The metamorphosis process may take a couple of days; when they can swim strong enough, the young amazon pufferfish will try to swim against the current actively. While the parents will go back to river channels when breeding season is over (usually when floodwaters recede).
Common Diseases That Possible Infected Amazon Pufferfish
White spots and fin rot is common diseases that usually attack South American pufferfish. Actually, they are hardy fish, but they might be prone to sickness if you keep them in poor conditions. So please give them the best tank environment that they need.
Generally, the Amazon pufferfish will give well respond to medications and recover immediately. API Super ICK CURE is the best solution to fight whitespots, and API FIN & BODY CURE is believed effectively to treat the fungus and finrot.
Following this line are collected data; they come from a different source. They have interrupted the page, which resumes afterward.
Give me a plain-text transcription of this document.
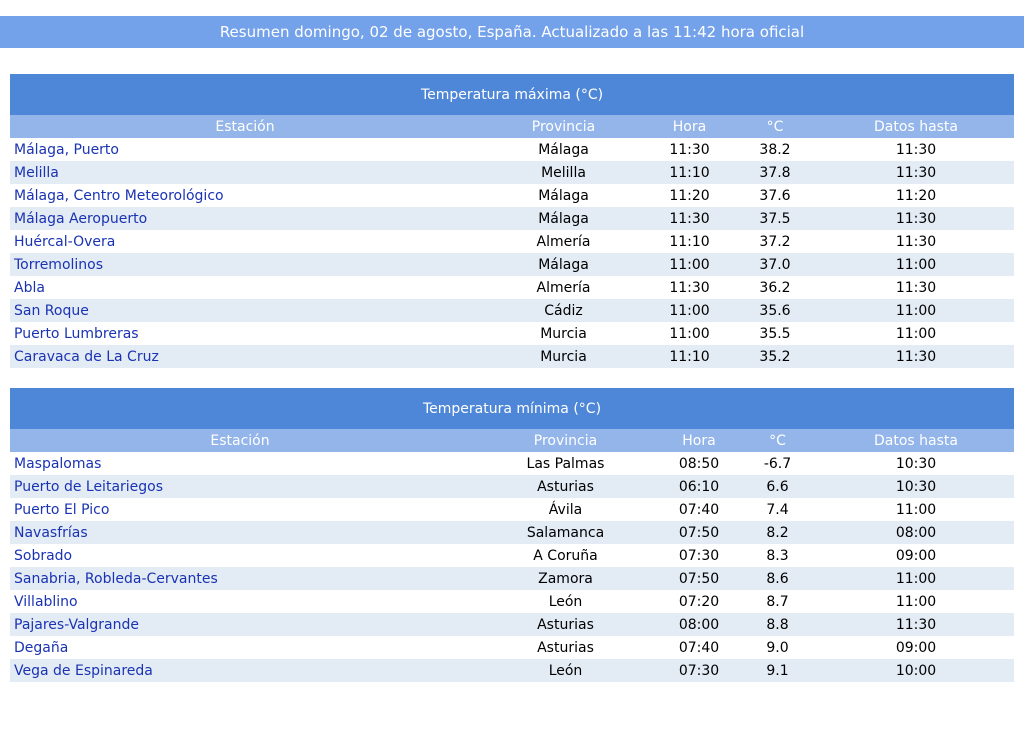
Resumen domingo, 02 de agosto, España. Actualizado a las 11:42 hora oficial
Temperatura máxima (°C)				
Estación	Provincia	Hora	°C	Datos hasta
Málaga, Puerto	Málaga	11:30	38.2	11:30
Melilla	Melilla	11:10	37.8	11:30
Málaga, Centro Meteorológico	Málaga	11:20	37.6	11:20
Málaga Aeropuerto	Málaga	11:30	37.5	11:30
Huércal-Overa	Almería	11:10	37.2	11:30
Torremolinos	Málaga	11:00	37.0	11:00
Abla	Almería	11:30	36.2	11:30
San Roque	Cádiz	11:00	35.6	11:00
Puerto Lumbreras	Murcia	11:00	35.5	11:00
Caravaca de La Cruz	Murcia	11:10	35.2	11:30
Temperatura mínima (°C)				
Estación	Provincia	Hora	°C	Datos hasta
Maspalomas	Las Palmas	08:50	-6.7	10:30
Puerto de Leitariegos	Asturias	06:10	6.6	10:30
Puerto El Pico	Ávila	07:40	7.4	11:00
Navasfrías	Salamanca	07:50	8.2	08:00
Sobrado	A Coruña	07:30	8.3	09:00
Sanabria, Robleda-Cervantes	Zamora	07:50	8.6	11:00
Villablino	León	07:20	8.7	11:00
Pajares-Valgrande	Asturias	08:00	8.8	11:30
Degaña	Asturias	07:40	9.0	09:00
Vega de Espinareda	León	07:30	9.1	10:00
Adding aquarium salt three doses per liter and raising the water temperature around 28 – 30 degrees Celcius might be an alternative way to kill parasites without harming the fish for the long term. Once your fish is really free from disease, do a water change and reduce the temperature to the standard (around 25 degrees Celcius).
Another health problem from the Amazon pufferfish is their teeth growth. The first method to hold their teeth overgrow was shared above; now, the second method is manual. This process is simple, take 1-liter aquarium water into a box, add two or three drops of clove oils and stir it.
Next, catch your pufferfish using a net and put them into an oil bath until the fish calms down. After that, grip the puffer softly using your hand and trim their points of jawbone-like teeth using cuticle clippers in your other hand.
Then, drop the puffer into the net again and carry it back to the aquarium. Hold them still in the net until the fish become active again. This process may take a few minutes. After that, you can release your fish back to swimming happily in the tank. Most aquarist usually trims their Amazon pufferfish teeth one or more times per year.
Are The Amazon Pufferfish Poisonous?
Yes, Colomesus asellus is poisonous if you consume them as food. Their toxin (saxitoxin) is accumulated in their flesh. This poison is generated from scientific bacteria and certain algae that grow on a certain shellfish.
The venom in the Amazon pufferfish fluctuates throughout the years depending on how many components produce the toxin they eat. Without access to the poisonous diet, the wild-caught South American pufferfish will lose their venom.
So, do not be panic since you never eat your pufferfish; you are will be safe. And the puffer that is kept in the aquarium for a long time is commonly free from toxins because the quality of their diet is usually controlled by their owner.
Do Amazon Pufferfish Puff Up?
Sure, they can inflate their bodies a few times larger than normal by absorbing the water or air. They perform it when they sense danger or scare the predators to make them difficult to get eaten. But, never make them puff up deliberately with lift up them from the tank by your hand. It makes the puffers stressed, which is harmful to them.